It would seem that with the advent of social networking services, the issue of generating information that is interesting to people has been resolved, but in fact, it is not true. The ever-increasing flow of data that is stored and transmitted through the World Wide Web creates a second acute problem. The number of information sources increased until it turned their totality into noise. The huge flows of data consumed by humanity are no longer informative. This means, there is a transition of the amount of information into a quality that denies informativeness, and therefore denies the mass importance of individual sources. As a result, in this new digital world, there is no longer a need for further growth of original digital technologies that make it possible to increase the volume and speed of transmitted data. Now digital technologies have begun to be introduced in order to somehow cope with the noise problem (for example, search engines) – a problem generated by the previous growth of these technologies. In turn, these technologies create new problems. The third problem: using them, people lose the ability to search for the necessary information on their own, their mental, creative abilities suffer, they become dependent on the machine. There are a number of professions, for example, teachers, scientists, where creative abilities are needed. This problem is acute in the field of education since education requires “reading culture” skills on the part of students (Kozlova & Kinderknecht, 2018) who, with search engines, successfully resist obtaining them. Attempts to combat this problem require new digital technologies that in some way would help to encourage students to read necessary texts in their entirety. The fourth problem: a type of thinking that is massively forming under the influence of digital technologies and is conventionally called “clip thinking”. This is an illogical thinking in rapidly changing “images, pictures, emotions” (Kozlova & Kinderknecht, 2018). The speed of emotional-figurative thinking exceeds the speed of conceptual-logical thinking. The reason for “clip” thinking formation is human adaptation to information exchange acceleration and to information volume increasing (Kozlova & Kinderknecht, 2018).

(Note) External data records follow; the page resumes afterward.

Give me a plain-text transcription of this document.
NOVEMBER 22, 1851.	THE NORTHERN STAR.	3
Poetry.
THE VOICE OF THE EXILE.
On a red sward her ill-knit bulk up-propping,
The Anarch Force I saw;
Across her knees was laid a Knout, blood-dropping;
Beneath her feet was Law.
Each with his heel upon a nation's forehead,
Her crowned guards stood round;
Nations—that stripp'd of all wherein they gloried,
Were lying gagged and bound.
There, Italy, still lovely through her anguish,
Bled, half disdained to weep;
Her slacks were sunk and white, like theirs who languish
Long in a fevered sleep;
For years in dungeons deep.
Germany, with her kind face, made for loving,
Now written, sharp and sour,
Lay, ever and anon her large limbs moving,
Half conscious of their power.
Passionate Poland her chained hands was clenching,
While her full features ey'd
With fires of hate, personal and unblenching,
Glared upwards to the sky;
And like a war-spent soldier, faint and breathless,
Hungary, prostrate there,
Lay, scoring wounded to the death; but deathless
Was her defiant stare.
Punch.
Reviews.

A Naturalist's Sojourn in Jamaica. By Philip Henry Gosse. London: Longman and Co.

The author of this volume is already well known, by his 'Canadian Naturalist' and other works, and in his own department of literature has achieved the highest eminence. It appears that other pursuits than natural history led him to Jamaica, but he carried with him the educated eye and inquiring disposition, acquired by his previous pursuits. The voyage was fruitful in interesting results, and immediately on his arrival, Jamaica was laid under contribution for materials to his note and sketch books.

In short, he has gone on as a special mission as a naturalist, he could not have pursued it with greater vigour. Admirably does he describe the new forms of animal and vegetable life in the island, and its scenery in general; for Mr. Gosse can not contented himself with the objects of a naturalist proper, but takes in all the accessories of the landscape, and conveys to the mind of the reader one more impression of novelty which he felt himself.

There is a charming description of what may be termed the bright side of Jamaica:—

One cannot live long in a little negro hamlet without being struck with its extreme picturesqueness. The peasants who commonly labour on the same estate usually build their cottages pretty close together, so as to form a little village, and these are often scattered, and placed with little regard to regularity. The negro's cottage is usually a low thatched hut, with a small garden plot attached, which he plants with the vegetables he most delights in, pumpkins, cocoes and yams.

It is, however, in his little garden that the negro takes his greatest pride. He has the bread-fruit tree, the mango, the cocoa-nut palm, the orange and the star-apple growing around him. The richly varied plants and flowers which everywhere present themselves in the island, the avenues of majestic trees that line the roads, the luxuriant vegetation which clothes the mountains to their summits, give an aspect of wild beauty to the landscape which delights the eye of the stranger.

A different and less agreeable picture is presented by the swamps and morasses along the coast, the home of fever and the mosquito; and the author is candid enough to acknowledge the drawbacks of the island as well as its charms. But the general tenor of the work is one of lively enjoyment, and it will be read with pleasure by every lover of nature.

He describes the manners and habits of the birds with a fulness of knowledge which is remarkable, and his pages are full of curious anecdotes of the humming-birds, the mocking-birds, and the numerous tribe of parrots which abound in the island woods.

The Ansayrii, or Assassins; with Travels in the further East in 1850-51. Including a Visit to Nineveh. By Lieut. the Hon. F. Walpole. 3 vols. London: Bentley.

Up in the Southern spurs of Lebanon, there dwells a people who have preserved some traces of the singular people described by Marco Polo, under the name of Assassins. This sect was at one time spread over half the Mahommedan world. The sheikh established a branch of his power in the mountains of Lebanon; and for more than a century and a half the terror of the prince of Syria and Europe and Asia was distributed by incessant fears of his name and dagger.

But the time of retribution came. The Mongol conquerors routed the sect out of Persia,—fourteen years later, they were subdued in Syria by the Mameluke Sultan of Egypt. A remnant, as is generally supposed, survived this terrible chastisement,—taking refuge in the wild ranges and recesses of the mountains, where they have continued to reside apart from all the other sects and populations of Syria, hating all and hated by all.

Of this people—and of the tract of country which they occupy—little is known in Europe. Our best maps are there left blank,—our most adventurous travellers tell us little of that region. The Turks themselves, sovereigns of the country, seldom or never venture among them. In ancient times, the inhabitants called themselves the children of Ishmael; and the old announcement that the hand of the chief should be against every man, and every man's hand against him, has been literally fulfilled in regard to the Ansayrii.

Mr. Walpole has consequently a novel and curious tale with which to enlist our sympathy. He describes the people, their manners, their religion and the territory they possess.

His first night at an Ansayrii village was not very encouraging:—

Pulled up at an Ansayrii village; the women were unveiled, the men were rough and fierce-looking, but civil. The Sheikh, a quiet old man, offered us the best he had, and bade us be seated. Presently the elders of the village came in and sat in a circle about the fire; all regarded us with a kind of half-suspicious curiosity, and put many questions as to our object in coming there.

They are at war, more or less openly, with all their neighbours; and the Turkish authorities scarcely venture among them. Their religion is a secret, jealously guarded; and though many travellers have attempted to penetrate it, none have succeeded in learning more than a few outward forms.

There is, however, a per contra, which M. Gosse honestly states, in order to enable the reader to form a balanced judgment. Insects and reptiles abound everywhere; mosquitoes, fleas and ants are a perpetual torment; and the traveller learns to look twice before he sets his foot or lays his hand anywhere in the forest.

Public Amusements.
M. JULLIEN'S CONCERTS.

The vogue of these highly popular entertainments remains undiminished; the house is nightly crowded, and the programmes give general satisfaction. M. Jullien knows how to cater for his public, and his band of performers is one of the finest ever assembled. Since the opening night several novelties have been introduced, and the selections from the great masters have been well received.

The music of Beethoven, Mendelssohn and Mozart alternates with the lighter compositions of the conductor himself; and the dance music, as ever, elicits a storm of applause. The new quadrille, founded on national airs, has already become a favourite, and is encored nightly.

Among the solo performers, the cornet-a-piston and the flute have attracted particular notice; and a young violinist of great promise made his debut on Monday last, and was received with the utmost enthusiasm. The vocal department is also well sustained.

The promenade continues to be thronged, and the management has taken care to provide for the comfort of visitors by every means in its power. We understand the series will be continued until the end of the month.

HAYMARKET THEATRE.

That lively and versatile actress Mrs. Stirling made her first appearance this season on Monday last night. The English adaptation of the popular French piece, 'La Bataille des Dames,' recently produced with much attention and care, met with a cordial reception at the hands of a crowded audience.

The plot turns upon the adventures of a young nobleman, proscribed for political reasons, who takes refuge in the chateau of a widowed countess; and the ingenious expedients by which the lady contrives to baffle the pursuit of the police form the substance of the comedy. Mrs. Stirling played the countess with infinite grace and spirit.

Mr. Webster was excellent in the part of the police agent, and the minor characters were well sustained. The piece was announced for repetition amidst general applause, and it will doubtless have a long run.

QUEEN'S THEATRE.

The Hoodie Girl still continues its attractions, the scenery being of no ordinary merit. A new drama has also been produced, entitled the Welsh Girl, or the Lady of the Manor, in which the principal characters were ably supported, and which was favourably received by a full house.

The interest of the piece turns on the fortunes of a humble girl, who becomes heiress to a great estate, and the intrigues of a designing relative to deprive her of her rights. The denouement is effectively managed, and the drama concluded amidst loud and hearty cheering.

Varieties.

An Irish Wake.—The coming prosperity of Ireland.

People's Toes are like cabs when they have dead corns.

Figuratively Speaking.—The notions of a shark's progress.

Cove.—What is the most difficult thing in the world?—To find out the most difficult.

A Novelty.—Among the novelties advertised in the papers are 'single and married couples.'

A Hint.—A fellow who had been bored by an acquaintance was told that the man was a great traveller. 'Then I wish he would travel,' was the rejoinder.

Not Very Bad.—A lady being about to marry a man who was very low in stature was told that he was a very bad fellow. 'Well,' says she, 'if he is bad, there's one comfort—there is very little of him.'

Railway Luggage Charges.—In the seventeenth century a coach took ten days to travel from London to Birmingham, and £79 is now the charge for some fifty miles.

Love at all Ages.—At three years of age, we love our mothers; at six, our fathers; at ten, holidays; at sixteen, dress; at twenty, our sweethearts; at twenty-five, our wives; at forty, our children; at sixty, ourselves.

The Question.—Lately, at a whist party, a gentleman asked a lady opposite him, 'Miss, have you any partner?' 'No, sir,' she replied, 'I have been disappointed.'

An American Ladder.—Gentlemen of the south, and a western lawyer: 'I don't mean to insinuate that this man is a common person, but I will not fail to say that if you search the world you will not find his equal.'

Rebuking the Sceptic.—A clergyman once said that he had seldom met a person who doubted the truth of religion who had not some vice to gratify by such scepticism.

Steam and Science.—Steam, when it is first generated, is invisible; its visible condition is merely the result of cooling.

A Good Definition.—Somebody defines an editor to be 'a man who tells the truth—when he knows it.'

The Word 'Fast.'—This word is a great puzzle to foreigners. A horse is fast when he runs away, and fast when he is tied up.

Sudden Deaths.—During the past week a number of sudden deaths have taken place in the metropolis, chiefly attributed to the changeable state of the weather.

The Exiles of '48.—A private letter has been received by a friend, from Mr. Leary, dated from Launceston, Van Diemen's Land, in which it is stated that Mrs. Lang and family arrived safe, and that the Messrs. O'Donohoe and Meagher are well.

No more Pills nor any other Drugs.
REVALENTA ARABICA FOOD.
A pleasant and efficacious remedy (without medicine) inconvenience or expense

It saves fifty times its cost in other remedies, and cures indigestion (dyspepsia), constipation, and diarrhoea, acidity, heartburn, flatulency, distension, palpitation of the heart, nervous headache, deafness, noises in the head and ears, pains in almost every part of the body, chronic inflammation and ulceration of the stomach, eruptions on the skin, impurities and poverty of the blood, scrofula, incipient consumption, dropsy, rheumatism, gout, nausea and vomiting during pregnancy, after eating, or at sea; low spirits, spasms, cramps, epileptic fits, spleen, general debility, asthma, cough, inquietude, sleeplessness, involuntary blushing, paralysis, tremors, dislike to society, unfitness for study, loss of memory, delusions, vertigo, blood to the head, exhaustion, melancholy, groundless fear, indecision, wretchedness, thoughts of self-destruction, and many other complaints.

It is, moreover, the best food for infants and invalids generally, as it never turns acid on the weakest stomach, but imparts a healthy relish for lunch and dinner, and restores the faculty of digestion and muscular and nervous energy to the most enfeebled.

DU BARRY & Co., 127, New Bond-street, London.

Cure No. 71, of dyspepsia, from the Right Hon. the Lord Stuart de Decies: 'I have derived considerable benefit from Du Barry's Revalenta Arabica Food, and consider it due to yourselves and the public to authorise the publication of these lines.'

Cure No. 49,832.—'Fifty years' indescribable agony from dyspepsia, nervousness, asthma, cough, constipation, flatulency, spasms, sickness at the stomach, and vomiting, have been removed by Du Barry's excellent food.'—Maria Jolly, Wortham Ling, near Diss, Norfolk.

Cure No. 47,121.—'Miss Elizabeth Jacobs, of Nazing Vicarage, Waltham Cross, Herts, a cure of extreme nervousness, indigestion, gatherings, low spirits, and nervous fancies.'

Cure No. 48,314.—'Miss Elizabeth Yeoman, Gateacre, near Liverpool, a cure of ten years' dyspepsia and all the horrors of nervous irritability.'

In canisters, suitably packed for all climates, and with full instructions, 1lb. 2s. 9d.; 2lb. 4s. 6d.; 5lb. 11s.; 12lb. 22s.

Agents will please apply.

The third problem leads to the fifth one, which is that, in the eyes of new generations, the process of acquiring information is valued less, so then there is a paradox: the labor-intensive creation of new information in the digital civilization is lower-paying than its effortless reproduction which is a purely technical process. The sixth problem: technologies allow one to quickly transfer large amounts of data, but the processing of certain information is carried out by a human (since it requires creativity), and the speed of information processing is limited by them. At anything that requires creativity, the human cannot be replaced by robots which always act in accordance with the programs installed on them (Kuznetsova & Orudzhev, 2016). Here is an example from the field of education: when grading a student’s solution to a problem, important is not only the correct answer, which is available for grading by a machine and which the student could copy from some source that digital technologies now allow as well, but also the way the student came to such a solution, which allows assessing the degree of student’s independence in reaching the solution, and this can only be checked by a teacher.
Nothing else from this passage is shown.